ベストセラー獲得で売上増加、小売や他ショッピングサイトにも好影響
━━スポンサーブランド広告で得られたインサイトを活かしてストーリーを描き、Amazon Adsのプロダクトを使い分けた結果、どのような成果が得られましたか。
川﨑 最も大きな成果は、Amazonのコピー用紙カテゴリーでベストセラーを獲得できたことです。これはブランドとしての大きな自信につながりました。売り上げも大きく向上し、事業全体が勢いづきました。

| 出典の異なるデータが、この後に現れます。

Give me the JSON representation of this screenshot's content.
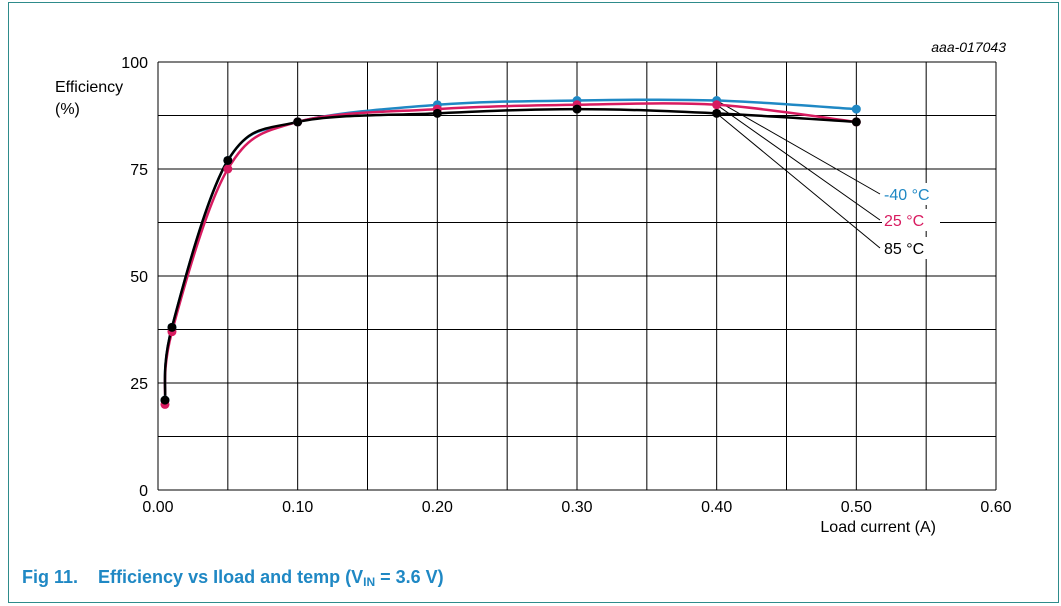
{
  "caption": {
    "fig_label": "Fig 11.",
    "title_main": "Efficiency vs Iload and temp (V",
    "title_sub": "IN",
    "title_tail": " = 3.6 V)"
  },
  "chart_data": {
    "type": "line",
    "doc_id": "aaa-017043",
    "xlabel": "Load current (A)",
    "ylabel_line1": "Efficiency",
    "ylabel_line2": "(%)",
    "xlim": [
      0,
      0.6
    ],
    "ylim": [
      0,
      100
    ],
    "x_ticks": [
      0,
      0.1,
      0.2,
      0.3,
      0.4,
      0.5,
      0.6
    ],
    "x_tick_labels": [
      "0.00",
      "0.10",
      "0.20",
      "0.30",
      "0.40",
      "0.50",
      "0.60"
    ],
    "y_ticks": [
      0,
      25,
      50,
      75,
      100
    ],
    "y_tick_labels": [
      "0",
      "25",
      "50",
      "75",
      "100"
    ],
    "grid": true,
    "series": [
      {
        "name": "-40 °C",
        "color": "#1f88c4",
        "x": [
          0.005,
          0.01,
          0.05,
          0.1,
          0.2,
          0.3,
          0.4,
          0.5
        ],
        "y": [
          21,
          38,
          77,
          86,
          90,
          91,
          91,
          89
        ]
      },
      {
        "name": "25 °C",
        "color": "#d81b60",
        "x": [
          0.005,
          0.01,
          0.05,
          0.1,
          0.2,
          0.3,
          0.4,
          0.5
        ],
        "y": [
          20,
          37,
          75,
          86,
          89,
          90,
          90,
          86
        ]
      },
      {
        "name": "85 °C",
        "color": "#000000",
        "x": [
          0.005,
          0.01,
          0.05,
          0.1,
          0.2,
          0.3,
          0.4,
          0.5
        ],
        "y": [
          21,
          38,
          77,
          86,
          88,
          89,
          88,
          86
        ]
      }
    ]
  }
}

さらに驚いたのは、Amazonでの売り上げが上がったことで、他のショッピングサイトでの売上にも好影響があったことです。Amazonで認知度が高まり、ブランドとしての信頼が向上した結果だと分析しています。
Amazonでの成功は、ECの領域を超えて事業全体に波及しました。例えば、BtoBチャネルからの問い合わせが増加し、それがきっかけとなって店舗への展開も広がるという波及効果が生まれました。

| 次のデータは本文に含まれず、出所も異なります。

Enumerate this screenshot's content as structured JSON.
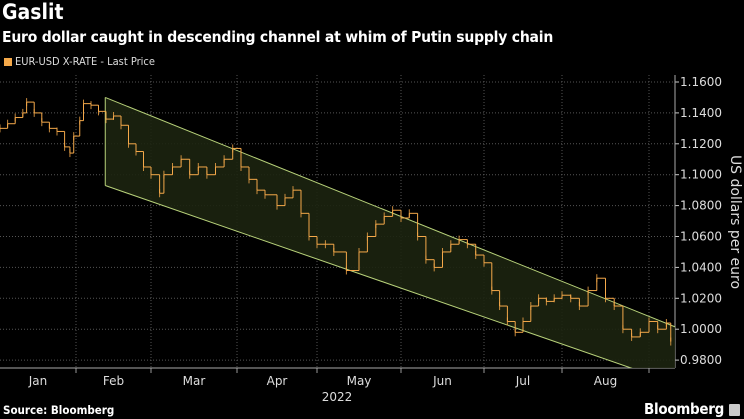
{
  "title": "Gaslit",
  "subtitle": "Euro dollar caught in descending channel at whim of Putin supply chain",
  "legend_label": "EUR-USD X-RATE - Last Price",
  "source": "Source: Bloomberg",
  "brand": "Bloomberg",
  "colors": {
    "series": "#f5a94a",
    "channel_line": "#b8d27a",
    "channel_fill": "#1c2410",
    "grid": "#555555"
  },
  "chart_data": {
    "type": "line",
    "title": "Gaslit",
    "xlabel": "2022",
    "ylabel": "US dollars per euro",
    "ylim": [
      0.975,
      1.165
    ],
    "yticks": [
      1.16,
      1.14,
      1.12,
      1.1,
      1.08,
      1.06,
      1.04,
      1.02,
      1.0,
      0.98
    ],
    "ytick_labels": [
      "1.1600",
      "1.1400",
      "1.1200",
      "1.1000",
      "1.0800",
      "1.0600",
      "1.0400",
      "1.0200",
      "1.0000",
      "0.9800"
    ],
    "xtick_labels": [
      "Jan",
      "Feb",
      "Mar",
      "Apr",
      "May",
      "Jun",
      "Jul",
      "Aug"
    ],
    "x_unit": "months since Jan 1 2022",
    "grid": true,
    "legend": "top-left",
    "series": [
      {
        "name": "EUR-USD X-RATE - Last Price",
        "points": [
          [
            0.0,
            1.13
          ],
          [
            0.1,
            1.133
          ],
          [
            0.2,
            1.137
          ],
          [
            0.3,
            1.14
          ],
          [
            0.35,
            1.147
          ],
          [
            0.45,
            1.14
          ],
          [
            0.55,
            1.134
          ],
          [
            0.65,
            1.13
          ],
          [
            0.75,
            1.128
          ],
          [
            0.85,
            1.118
          ],
          [
            0.92,
            1.114
          ],
          [
            0.97,
            1.125
          ],
          [
            1.05,
            1.135
          ],
          [
            1.1,
            1.146
          ],
          [
            1.2,
            1.145
          ],
          [
            1.3,
            1.141
          ],
          [
            1.4,
            1.136
          ],
          [
            1.5,
            1.138
          ],
          [
            1.6,
            1.132
          ],
          [
            1.7,
            1.12
          ],
          [
            1.8,
            1.115
          ],
          [
            1.9,
            1.105
          ],
          [
            2.0,
            1.1
          ],
          [
            2.1,
            1.088
          ],
          [
            2.15,
            1.1
          ],
          [
            2.25,
            1.105
          ],
          [
            2.35,
            1.11
          ],
          [
            2.45,
            1.1
          ],
          [
            2.55,
            1.105
          ],
          [
            2.65,
            1.1
          ],
          [
            2.75,
            1.105
          ],
          [
            2.85,
            1.11
          ],
          [
            2.95,
            1.117
          ],
          [
            3.05,
            1.105
          ],
          [
            3.15,
            1.097
          ],
          [
            3.25,
            1.09
          ],
          [
            3.35,
            1.087
          ],
          [
            3.5,
            1.08
          ],
          [
            3.6,
            1.085
          ],
          [
            3.7,
            1.09
          ],
          [
            3.8,
            1.075
          ],
          [
            3.9,
            1.06
          ],
          [
            4.0,
            1.055
          ],
          [
            4.1,
            1.055
          ],
          [
            4.2,
            1.05
          ],
          [
            4.35,
            1.038
          ],
          [
            4.5,
            1.05
          ],
          [
            4.6,
            1.06
          ],
          [
            4.7,
            1.068
          ],
          [
            4.8,
            1.073
          ],
          [
            4.9,
            1.077
          ],
          [
            5.0,
            1.072
          ],
          [
            5.1,
            1.075
          ],
          [
            5.2,
            1.06
          ],
          [
            5.3,
            1.045
          ],
          [
            5.4,
            1.04
          ],
          [
            5.5,
            1.05
          ],
          [
            5.6,
            1.055
          ],
          [
            5.7,
            1.058
          ],
          [
            5.8,
            1.055
          ],
          [
            5.9,
            1.048
          ],
          [
            6.0,
            1.043
          ],
          [
            6.1,
            1.025
          ],
          [
            6.2,
            1.015
          ],
          [
            6.3,
            1.005
          ],
          [
            6.4,
            0.998
          ],
          [
            6.5,
            1.005
          ],
          [
            6.6,
            1.015
          ],
          [
            6.7,
            1.02
          ],
          [
            6.8,
            1.018
          ],
          [
            6.9,
            1.02
          ],
          [
            7.0,
            1.022
          ],
          [
            7.1,
            1.02
          ],
          [
            7.2,
            1.015
          ],
          [
            7.3,
            1.025
          ],
          [
            7.4,
            1.033
          ],
          [
            7.5,
            1.02
          ],
          [
            7.6,
            1.015
          ],
          [
            7.7,
            1.0
          ],
          [
            7.8,
            0.995
          ],
          [
            7.9,
            0.998
          ],
          [
            8.0,
            1.005
          ],
          [
            8.1,
            1.0
          ],
          [
            8.2,
            1.004
          ],
          [
            8.25,
            0.992
          ]
        ]
      }
    ],
    "channel": {
      "upper": [
        [
          1.39,
          1.15
        ],
        [
          8.3,
          1.0015
        ]
      ],
      "lower": [
        [
          1.39,
          1.093
        ],
        [
          8.3,
          0.965
        ]
      ]
    }
  }
}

これは、Amazon Adsを通じたブランディングが、単なるECの販促活動ではなく、「PaperOne=地球にやさしい上質紙」という新たなブランドポジションを確立し、流通業者や企業の担当者にもその価値が伝わった結果だと考えています。売り上げを伸ばすだけでなく、目指したいゴールに向けて伴走してくれたGROOVE様のサポートには大変感謝しています。

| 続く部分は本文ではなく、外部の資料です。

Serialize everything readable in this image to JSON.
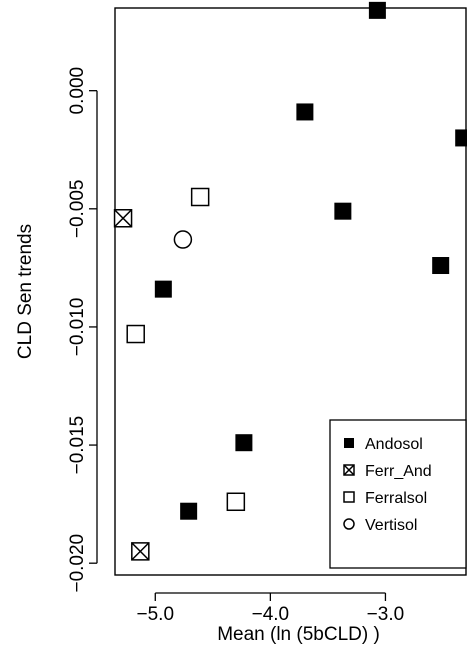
{
  "chart_data": {
    "type": "scatter",
    "xlabel": "Mean (ln (5bCLD) )",
    "ylabel": "CLD Sen trends",
    "xlim": [
      -5.35,
      -2.3
    ],
    "ylim": [
      -0.0205,
      0.0035
    ],
    "x_ticks": [
      {
        "value": -5.0,
        "label": "−5.0"
      },
      {
        "value": -4.0,
        "label": "−4.0"
      },
      {
        "value": -3.0,
        "label": "−3.0"
      }
    ],
    "y_ticks": [
      {
        "value": 0.0,
        "label": "0.000"
      },
      {
        "value": -0.005,
        "label": "−0.005"
      },
      {
        "value": -0.01,
        "label": "−0.010"
      },
      {
        "value": -0.015,
        "label": "−0.015"
      },
      {
        "value": -0.02,
        "label": "−0.020"
      }
    ],
    "legend_position": "bottom-right",
    "series": [
      {
        "name": "Andosol",
        "marker": "filled-square",
        "points": [
          {
            "x": -3.07,
            "y": 0.0034
          },
          {
            "x": -3.7,
            "y": -0.0009
          },
          {
            "x": -2.32,
            "y": -0.002
          },
          {
            "x": -3.37,
            "y": -0.0051
          },
          {
            "x": -2.52,
            "y": -0.0074
          },
          {
            "x": -4.93,
            "y": -0.0084
          },
          {
            "x": -4.23,
            "y": -0.0149
          },
          {
            "x": -4.71,
            "y": -0.0178
          }
        ]
      },
      {
        "name": "Ferr_And",
        "marker": "crossed-square",
        "points": [
          {
            "x": -5.28,
            "y": -0.0054
          },
          {
            "x": -5.13,
            "y": -0.0195
          }
        ]
      },
      {
        "name": "Ferralsol",
        "marker": "open-square",
        "points": [
          {
            "x": -4.61,
            "y": -0.0045
          },
          {
            "x": -5.17,
            "y": -0.0103
          },
          {
            "x": -4.3,
            "y": -0.0174
          }
        ]
      },
      {
        "name": "Vertisol",
        "marker": "open-circle",
        "points": [
          {
            "x": -4.76,
            "y": -0.0063
          }
        ]
      }
    ]
  }
}
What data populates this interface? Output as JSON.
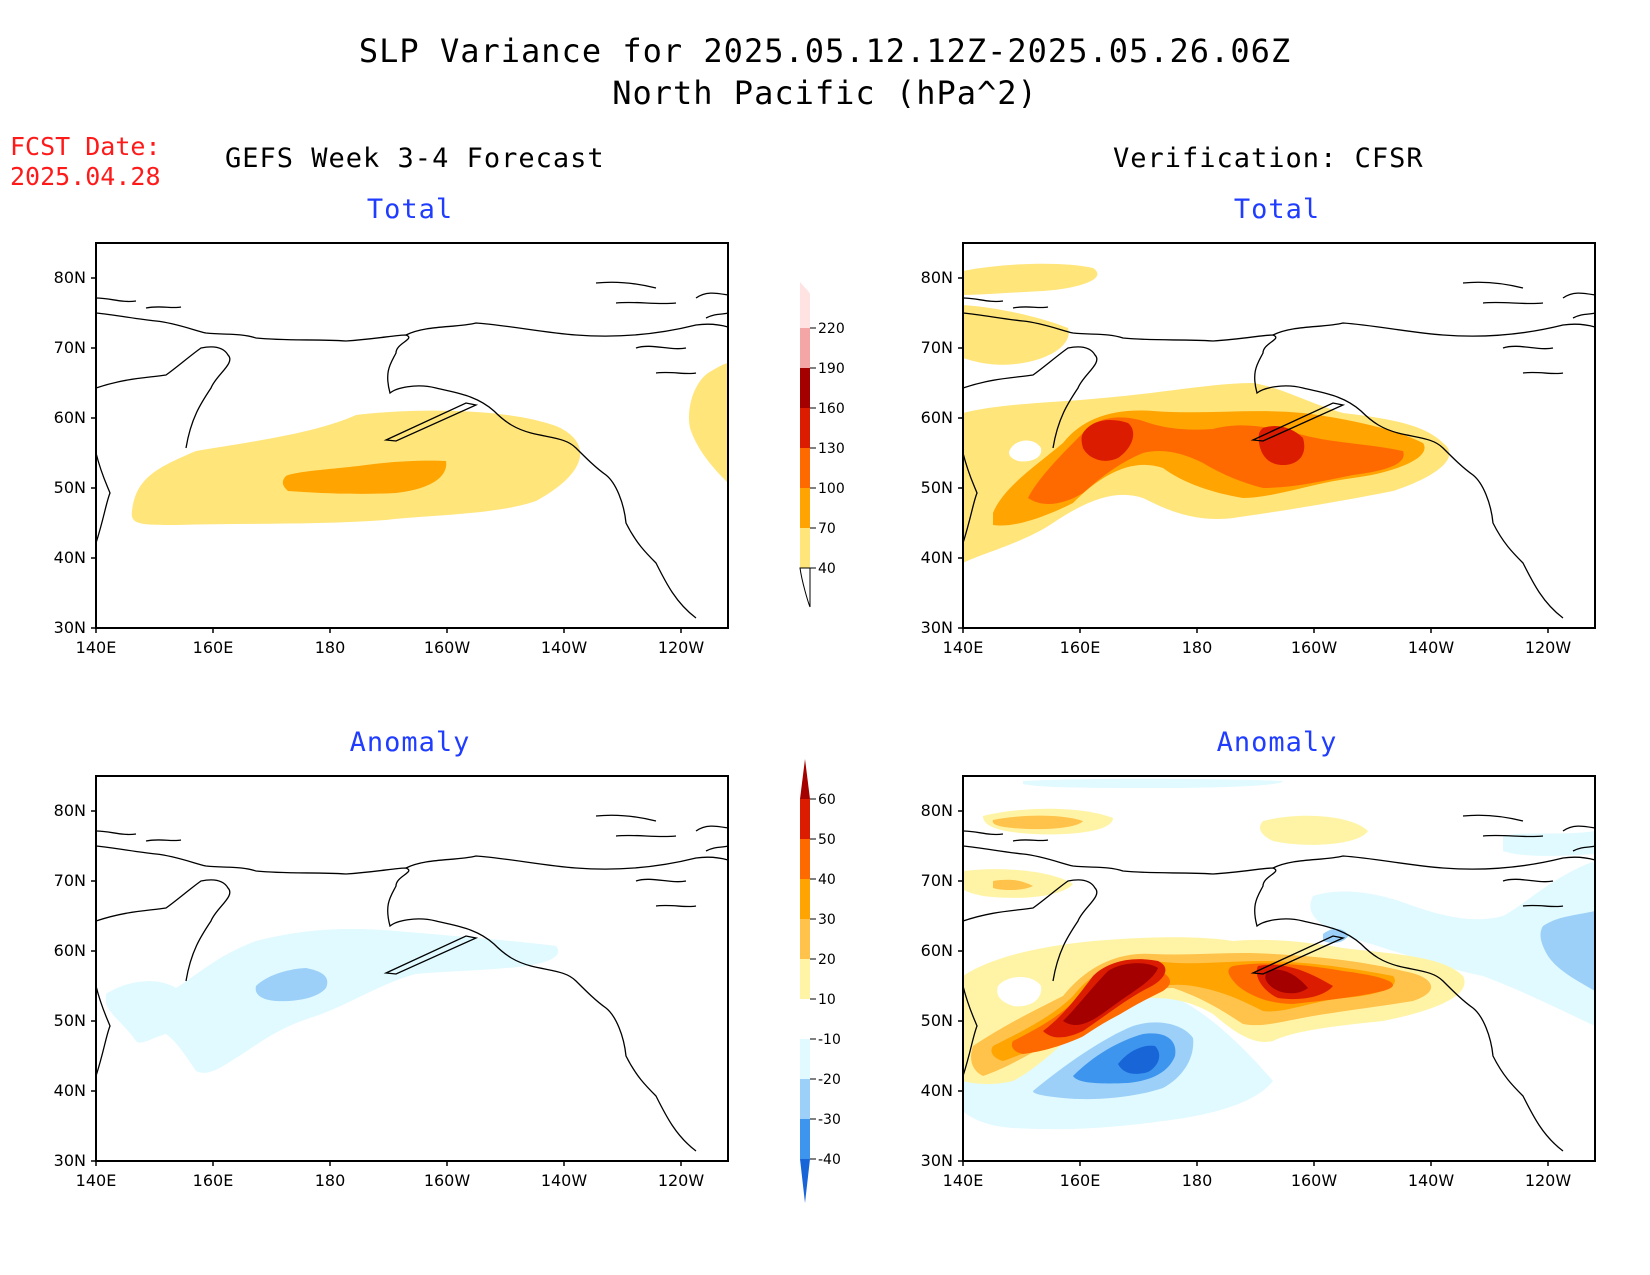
{
  "header": {
    "title_line1": "SLP Variance for 2025.05.12.12Z-2025.05.26.06Z",
    "title_line2": "North Pacific (hPa^2)",
    "fcst_label": "FCST Date:",
    "fcst_date": "2025.04.28",
    "left_column": "GEFS Week 3-4 Forecast",
    "right_column": "Verification: CFSR"
  },
  "panels": {
    "top_left_sub": "Total",
    "top_right_sub": "Total",
    "bottom_left_sub": "Anomaly",
    "bottom_right_sub": "Anomaly"
  },
  "axes": {
    "lat_labels": [
      "80N",
      "70N",
      "60N",
      "50N",
      "40N",
      "30N"
    ],
    "lon_labels": [
      "140E",
      "160E",
      "180",
      "160W",
      "140W",
      "120W"
    ]
  },
  "legend_total": {
    "labels": [
      "220",
      "190",
      "160",
      "130",
      "100",
      "70",
      "40"
    ],
    "colors": [
      "#ffe3e3",
      "#f4a5a5",
      "#a50000",
      "#dc1c00",
      "#ff6a00",
      "#ffa400",
      "#ffe57a"
    ]
  },
  "legend_anomaly": {
    "labels": [
      "60",
      "50",
      "40",
      "30",
      "20",
      "10",
      "-10",
      "-20",
      "-30",
      "-40"
    ],
    "colors": [
      "#a50000",
      "#dc1c00",
      "#ff6a00",
      "#ffa400",
      "#ffc24a",
      "#fff4a6",
      "#ffffff",
      "#e0faff",
      "#9cd0f8",
      "#3d95ee",
      "#1865d8"
    ]
  },
  "colors": {
    "yellow": "#ffe57a",
    "orange": "#ffa400",
    "dark_orange": "#ff6a00",
    "red": "#dc1c00",
    "dark_red": "#a50000",
    "pale_yellow": "#fff4a6",
    "light_orange": "#ffc24a",
    "very_light_blue": "#e0faff",
    "light_blue": "#9cd0f8",
    "blue": "#3d95ee",
    "dark_blue": "#1865d8"
  }
}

田中 スポンサーブランド広告は、スマートフォンの限られた数センチのスペースながらも、ブランドのメッセージを込めることができます。カスタマーの一瞬のインプレッション、一瞬のクリックするかどうかの機微を把握し、その繊細な違いを見抜く必要があります。私たちの役目は得られたインサイトから正しい仮説を立てること、そしてその仮説を徹底的に検証することです。その膨大な範囲に及ぶ検証においてはAI画像生成ツールは不可欠でした。